Église et ministère - Exemple de message funéraire 3
Message funéraire
Henry Reyenga
Dans cette présentation, nous allons aborder la question du message de funérailles : comment cela fonctionne-t-il, que fait-on, comment le fait-on ? Je ne m’attarderai pas sur des aspects techniques tels que la rédaction d’un sermon, mais je souhaite partager quelques observations issues de mon ministère et de ce que j’ai pu voir chez d’autres pasteurs au fil des années, afin de rendre les messages de funérailles plus efficaces.
Face au décès d’un membre de l’église, la première démarche consiste souvent à rendre visite à la famille endeuillée, avant même de penser au message. Il s’agit simplement de leur rendre visite, de parler du défunt, de prendre des notes, et de laisser les proches s’exprimer. Ce temps d’échange est précieux : il permet aux familles de pleurer, de rire, de partager des souvenirs, sans précipitation. Parfois, cela prend du temps, parfois tout se met en place rapidement, mais l’essentiel est d’être présent, car le deuil n’est pas un processus scientifique ou linéaire. Les personnes vivent cette étape de manière dynamique et unique ; il faut donc s’adapter à leur rythme, qu’elles soient encore dans le déni ou sous le choc. Durant ces échanges, un thème émerge souvent, révélant la manière dont le défunt a vécu, ce qui sera utile pour la préparation du message funèbre.
Je me souviens d’un homme, professeur devenu prédicateur, atteint de la maladie de Huntington. Sa famille, bien que triste, exprimait aussi une certaine joie : il était enfin avec le Seigneur, libéré de ses souffrances. En écoutant les récits et souvenirs partagés, j’ai noté des éléments marquants et posé des questions sur les passages bibliques appréciés par le défunt ou la famille.
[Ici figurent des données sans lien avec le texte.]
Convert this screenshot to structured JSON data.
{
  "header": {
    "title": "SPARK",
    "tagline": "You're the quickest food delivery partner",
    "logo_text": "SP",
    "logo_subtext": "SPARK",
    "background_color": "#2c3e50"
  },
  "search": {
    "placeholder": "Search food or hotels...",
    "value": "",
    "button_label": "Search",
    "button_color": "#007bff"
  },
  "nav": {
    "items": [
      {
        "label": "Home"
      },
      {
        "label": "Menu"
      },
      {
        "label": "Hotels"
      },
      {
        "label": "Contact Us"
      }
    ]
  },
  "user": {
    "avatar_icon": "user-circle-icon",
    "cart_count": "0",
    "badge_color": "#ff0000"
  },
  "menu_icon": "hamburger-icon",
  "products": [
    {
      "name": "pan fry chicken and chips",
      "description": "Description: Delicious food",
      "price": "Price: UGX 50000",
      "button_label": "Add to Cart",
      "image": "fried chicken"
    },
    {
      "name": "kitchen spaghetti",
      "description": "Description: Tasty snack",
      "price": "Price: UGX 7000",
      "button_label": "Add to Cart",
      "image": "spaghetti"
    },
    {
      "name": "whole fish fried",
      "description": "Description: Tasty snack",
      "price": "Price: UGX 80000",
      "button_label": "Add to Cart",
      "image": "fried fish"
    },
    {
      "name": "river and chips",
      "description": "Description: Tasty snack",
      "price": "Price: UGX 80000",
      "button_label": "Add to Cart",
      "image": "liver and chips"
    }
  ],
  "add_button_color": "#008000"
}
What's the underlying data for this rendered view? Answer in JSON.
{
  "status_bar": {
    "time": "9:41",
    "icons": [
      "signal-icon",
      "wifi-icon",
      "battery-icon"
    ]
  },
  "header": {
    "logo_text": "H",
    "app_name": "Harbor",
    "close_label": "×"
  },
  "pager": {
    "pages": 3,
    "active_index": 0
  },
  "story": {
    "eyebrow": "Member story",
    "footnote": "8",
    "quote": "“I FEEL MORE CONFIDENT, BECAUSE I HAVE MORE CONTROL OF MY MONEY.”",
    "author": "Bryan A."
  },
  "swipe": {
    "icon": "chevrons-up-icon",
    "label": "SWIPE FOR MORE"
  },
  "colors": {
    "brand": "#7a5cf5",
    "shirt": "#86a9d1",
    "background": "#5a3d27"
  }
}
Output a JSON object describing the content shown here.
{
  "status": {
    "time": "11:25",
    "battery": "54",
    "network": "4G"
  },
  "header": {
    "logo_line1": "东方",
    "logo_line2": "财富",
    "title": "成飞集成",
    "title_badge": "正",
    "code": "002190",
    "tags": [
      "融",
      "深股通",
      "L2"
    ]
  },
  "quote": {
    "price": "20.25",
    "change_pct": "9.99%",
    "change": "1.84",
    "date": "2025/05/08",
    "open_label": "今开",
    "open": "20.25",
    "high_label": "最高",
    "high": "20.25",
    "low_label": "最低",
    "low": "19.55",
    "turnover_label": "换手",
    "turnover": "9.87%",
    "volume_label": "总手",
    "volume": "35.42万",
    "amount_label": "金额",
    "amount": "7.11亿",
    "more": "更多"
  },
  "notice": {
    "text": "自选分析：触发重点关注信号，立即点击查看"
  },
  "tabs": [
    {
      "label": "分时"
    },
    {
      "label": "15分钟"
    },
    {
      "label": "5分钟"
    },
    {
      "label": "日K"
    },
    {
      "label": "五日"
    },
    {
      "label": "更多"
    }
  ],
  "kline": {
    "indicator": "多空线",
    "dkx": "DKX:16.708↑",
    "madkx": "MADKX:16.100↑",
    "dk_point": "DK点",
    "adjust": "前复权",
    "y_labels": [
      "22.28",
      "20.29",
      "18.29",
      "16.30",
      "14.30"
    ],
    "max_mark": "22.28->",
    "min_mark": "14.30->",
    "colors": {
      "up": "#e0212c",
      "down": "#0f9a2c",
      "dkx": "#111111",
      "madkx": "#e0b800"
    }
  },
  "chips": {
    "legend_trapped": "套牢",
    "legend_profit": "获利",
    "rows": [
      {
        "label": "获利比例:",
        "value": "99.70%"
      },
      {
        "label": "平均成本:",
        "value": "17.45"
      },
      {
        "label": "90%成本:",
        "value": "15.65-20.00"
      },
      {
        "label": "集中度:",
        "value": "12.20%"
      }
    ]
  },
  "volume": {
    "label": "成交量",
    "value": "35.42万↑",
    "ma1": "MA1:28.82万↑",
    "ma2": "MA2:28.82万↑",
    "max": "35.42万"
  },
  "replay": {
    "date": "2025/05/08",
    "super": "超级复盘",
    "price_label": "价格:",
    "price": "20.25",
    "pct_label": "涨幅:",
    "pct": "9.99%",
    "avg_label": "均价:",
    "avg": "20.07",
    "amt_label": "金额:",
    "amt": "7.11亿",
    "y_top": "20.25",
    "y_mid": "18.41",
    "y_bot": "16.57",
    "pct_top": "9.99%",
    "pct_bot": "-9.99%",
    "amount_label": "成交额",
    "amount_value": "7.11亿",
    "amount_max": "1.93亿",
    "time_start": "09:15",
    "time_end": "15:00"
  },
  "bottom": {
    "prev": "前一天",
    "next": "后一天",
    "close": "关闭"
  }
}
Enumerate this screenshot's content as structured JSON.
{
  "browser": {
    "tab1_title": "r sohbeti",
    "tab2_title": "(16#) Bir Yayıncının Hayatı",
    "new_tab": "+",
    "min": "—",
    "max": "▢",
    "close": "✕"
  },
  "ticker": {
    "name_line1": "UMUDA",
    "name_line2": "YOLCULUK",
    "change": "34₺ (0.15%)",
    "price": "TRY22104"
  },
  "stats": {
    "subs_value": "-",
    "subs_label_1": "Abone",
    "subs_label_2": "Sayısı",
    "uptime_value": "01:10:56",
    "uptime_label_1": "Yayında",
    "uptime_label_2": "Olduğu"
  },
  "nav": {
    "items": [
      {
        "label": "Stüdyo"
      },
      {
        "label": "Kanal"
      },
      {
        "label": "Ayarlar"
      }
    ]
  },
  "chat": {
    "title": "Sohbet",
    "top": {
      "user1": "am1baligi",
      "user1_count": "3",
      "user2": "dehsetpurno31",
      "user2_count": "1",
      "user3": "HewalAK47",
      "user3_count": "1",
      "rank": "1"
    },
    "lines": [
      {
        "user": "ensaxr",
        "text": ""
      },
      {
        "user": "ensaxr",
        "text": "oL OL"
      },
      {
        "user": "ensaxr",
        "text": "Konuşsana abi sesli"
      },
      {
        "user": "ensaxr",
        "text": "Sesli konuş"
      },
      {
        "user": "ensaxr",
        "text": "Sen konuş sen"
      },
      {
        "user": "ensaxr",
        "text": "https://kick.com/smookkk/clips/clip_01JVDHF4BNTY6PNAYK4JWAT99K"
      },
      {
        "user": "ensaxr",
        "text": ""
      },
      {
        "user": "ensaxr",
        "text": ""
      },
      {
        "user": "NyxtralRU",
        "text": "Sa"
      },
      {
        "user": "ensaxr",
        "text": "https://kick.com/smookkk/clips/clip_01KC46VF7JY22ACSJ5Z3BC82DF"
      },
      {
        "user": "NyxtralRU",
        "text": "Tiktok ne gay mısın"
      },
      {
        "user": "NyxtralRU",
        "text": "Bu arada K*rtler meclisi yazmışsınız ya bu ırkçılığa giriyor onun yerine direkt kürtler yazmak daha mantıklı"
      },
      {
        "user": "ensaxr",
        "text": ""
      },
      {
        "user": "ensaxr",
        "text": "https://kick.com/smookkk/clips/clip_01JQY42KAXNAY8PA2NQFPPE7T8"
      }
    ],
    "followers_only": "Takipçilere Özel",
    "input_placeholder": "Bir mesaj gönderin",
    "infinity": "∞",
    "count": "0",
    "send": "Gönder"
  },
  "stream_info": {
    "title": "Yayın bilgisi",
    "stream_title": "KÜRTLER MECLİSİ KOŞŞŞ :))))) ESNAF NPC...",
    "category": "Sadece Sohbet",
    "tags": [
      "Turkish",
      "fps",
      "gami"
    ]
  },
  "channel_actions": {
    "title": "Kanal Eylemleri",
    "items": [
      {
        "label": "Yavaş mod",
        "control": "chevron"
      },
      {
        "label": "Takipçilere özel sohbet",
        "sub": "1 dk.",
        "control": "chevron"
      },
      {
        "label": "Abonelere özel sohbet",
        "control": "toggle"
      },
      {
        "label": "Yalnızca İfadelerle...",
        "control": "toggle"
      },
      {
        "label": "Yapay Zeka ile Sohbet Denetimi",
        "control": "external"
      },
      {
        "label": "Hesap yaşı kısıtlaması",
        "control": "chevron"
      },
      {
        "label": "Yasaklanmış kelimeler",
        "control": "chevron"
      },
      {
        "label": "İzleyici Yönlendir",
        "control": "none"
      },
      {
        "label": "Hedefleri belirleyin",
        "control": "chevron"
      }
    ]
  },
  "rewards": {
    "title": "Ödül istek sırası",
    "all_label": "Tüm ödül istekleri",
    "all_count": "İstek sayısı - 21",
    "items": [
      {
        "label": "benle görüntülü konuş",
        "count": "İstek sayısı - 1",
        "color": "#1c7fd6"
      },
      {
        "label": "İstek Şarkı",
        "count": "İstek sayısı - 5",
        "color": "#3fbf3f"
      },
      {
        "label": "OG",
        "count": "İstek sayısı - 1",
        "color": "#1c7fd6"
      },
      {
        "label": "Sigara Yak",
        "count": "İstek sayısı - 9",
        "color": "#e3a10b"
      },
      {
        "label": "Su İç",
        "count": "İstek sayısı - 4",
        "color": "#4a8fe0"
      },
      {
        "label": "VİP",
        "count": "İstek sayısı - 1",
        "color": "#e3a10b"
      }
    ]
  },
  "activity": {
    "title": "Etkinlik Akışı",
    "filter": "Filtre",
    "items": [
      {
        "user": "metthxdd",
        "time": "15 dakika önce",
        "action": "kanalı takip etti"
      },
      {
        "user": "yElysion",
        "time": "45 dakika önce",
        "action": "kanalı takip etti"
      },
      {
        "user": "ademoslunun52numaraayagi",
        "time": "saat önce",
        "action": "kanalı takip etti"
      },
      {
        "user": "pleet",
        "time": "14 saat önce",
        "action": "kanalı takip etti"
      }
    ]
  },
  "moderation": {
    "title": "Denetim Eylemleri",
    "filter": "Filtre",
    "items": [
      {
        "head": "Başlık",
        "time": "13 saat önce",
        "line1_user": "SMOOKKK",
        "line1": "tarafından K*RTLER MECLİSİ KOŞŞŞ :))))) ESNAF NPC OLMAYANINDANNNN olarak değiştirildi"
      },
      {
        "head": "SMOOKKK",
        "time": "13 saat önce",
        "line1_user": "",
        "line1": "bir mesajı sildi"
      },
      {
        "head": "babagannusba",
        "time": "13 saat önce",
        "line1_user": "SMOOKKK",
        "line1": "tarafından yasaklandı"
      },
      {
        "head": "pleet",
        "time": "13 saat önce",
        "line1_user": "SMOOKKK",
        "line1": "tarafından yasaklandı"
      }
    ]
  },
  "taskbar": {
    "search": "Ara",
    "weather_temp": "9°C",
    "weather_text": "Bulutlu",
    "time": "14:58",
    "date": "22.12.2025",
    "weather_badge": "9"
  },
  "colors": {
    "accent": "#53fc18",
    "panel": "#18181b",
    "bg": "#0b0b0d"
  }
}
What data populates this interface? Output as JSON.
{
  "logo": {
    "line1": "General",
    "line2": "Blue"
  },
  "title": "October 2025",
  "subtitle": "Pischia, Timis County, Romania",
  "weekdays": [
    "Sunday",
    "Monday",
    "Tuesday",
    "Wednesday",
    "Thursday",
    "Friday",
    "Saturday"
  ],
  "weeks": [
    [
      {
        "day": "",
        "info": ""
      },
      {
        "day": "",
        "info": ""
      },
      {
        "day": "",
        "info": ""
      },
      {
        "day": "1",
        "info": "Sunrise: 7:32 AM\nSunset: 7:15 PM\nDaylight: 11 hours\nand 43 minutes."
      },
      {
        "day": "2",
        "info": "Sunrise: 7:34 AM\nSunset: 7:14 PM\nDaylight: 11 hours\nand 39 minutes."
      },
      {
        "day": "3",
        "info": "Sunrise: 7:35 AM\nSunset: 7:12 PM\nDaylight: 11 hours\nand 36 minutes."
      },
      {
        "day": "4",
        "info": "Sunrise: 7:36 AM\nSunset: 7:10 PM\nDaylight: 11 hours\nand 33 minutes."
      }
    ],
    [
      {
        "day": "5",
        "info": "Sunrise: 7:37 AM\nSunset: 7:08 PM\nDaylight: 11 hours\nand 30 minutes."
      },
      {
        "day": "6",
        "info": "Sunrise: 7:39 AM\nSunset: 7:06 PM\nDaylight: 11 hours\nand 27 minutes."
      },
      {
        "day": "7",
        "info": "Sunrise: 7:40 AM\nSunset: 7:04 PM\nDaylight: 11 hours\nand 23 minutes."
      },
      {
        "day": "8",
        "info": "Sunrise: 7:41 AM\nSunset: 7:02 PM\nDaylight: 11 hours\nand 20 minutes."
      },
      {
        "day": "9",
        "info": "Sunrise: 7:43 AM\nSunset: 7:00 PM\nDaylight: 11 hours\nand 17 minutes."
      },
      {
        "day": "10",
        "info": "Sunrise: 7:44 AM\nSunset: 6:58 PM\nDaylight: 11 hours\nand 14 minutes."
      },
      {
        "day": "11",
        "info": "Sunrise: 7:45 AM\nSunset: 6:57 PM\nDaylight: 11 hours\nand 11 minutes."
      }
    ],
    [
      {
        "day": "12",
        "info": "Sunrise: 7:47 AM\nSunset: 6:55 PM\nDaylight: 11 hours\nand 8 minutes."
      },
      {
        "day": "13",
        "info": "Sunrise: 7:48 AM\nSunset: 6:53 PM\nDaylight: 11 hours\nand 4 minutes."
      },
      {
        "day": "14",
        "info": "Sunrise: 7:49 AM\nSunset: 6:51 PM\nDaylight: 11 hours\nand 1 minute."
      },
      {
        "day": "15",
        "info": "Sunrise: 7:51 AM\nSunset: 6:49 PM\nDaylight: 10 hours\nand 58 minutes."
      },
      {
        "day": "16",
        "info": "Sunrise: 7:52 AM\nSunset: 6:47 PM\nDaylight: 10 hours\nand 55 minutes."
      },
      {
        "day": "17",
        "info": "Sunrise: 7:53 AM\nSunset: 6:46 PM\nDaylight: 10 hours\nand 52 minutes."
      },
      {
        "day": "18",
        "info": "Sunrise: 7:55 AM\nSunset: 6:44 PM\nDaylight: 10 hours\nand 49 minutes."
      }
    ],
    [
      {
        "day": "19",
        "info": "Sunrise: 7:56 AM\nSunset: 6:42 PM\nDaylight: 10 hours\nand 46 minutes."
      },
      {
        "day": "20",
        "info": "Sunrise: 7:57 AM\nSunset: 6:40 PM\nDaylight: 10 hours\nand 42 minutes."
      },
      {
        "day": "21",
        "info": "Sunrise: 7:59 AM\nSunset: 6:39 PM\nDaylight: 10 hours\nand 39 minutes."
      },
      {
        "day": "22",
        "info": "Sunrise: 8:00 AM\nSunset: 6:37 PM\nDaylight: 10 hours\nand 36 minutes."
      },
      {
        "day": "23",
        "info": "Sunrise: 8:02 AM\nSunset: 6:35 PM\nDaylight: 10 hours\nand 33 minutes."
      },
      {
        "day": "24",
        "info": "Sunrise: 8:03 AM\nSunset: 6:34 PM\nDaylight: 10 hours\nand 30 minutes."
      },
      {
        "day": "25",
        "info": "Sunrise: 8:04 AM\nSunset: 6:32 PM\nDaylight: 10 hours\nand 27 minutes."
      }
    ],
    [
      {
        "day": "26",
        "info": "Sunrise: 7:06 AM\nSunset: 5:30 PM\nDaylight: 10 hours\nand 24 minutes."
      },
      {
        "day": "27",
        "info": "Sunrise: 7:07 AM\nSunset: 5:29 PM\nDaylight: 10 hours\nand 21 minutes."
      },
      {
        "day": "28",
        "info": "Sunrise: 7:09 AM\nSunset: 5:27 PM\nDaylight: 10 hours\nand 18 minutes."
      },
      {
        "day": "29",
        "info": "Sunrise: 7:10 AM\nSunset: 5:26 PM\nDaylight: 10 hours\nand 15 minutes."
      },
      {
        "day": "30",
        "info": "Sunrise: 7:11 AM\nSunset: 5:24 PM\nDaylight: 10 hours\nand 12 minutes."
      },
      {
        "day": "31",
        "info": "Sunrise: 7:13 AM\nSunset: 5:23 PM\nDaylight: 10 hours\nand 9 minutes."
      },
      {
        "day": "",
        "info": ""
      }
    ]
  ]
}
Très souvent, un passage biblique ou un thème unificateur se dégage de ces rencontres, offrant une convergence entre la vie de la personne et le message à transmettre.
De retour à mon bureau, muni d’un passage biblique choisi, je médite sur la vie du défunt et sur la manière de relier le thème du texte sacré à son histoire. Par exemple, si le passage évoque que « Dieu fait concourir toutes choses au bien de ceux qui l’aiment », il s’agit de montrer comment, malgré la maladie et les épreuves, le défunt n’a jamais perdu de vue cette promesse, et d’illustrer les grâces et la présence de Dieu dans sa vie et celle de sa famille. Ce type de message encourage, valorise les Écritures, et fait des funérailles une occasion de pointer vers le Christ et l’espérance de l’Évangile.
Une situation délicate se présente lorsque l’on ne sait pas si le défunt était croyant. Dans ce cas, il est important de ne pas « prêcher quelqu’un au paradis » : si la personne ne connaissait pas le Seigneur, il ne faut pas prétendre le contraire. La rencontre avec la famille prend alors une autre tournure, davantage axée sur l’encouragement dans le deuil et le rappel discret que Christ est l’unique espérance. On peut souligner les qualités humaines du défunt, son amour pour sa famille, son engagement, tout en rappelant qu’il portait l’image de Dieu, croyant ou non. Il est essentiel de réfléchir à la manière d’aborder les funérailles de personnes non croyantes, en restant authentique et respectueux.
La présentation du message est également un aspect dynamique : il s’agit de se demander à qui l’on s’adresse, qui l’on cherche à encourager. L’attention doit se porter principalement sur ceux qui sont directement touchés par le deuil, sans se disperser sur d’autres auditoires. Concernant la structure, même si certains préfèrent l’improvisation, il est recommandé d’écrire un manuscrit complet pour un message de funérailles. Cela permet de bien prononcer les noms et de respecter les faits, évitant ainsi toute distraction ou erreur qui pourrait blesser les proches.
Il est aussi judicieux de demander à la famille la durée souhaitée pour le message. En général, quinze minutes sont suffisantes, mais il convient d’ajuster en fonction de leurs attentes, tout en expliquant que ce temps est aussi destiné à les aider dans leur deuil. Le ton du message doit mêler grâce, encouragement, tristesse et espérance : tristesse de la séparation, mais joie si le défunt est avec le Seigneur, et surtout, espérance fondée sur la résurrection du Christ.
Enfin, il faut faire preuve d’une grande sensibilité, notamment face à des familles profondément éprouvées, comme celles qui ont perdu un enfant. Il convient d’éviter les réponses toutes faites ou les formules hâtives, et de rester attentif à la douleur des endeuillés. Continuer à se former, à lire sur le sujet, à échanger avec des aumôniers expérimentés, est un atout précieux. Accompagner les familles dans ces moments difficiles est certes éprouvant, mais c’est aussi une opportunité unique d’exprimer l’amour et la compassion que Dieu nous confie1.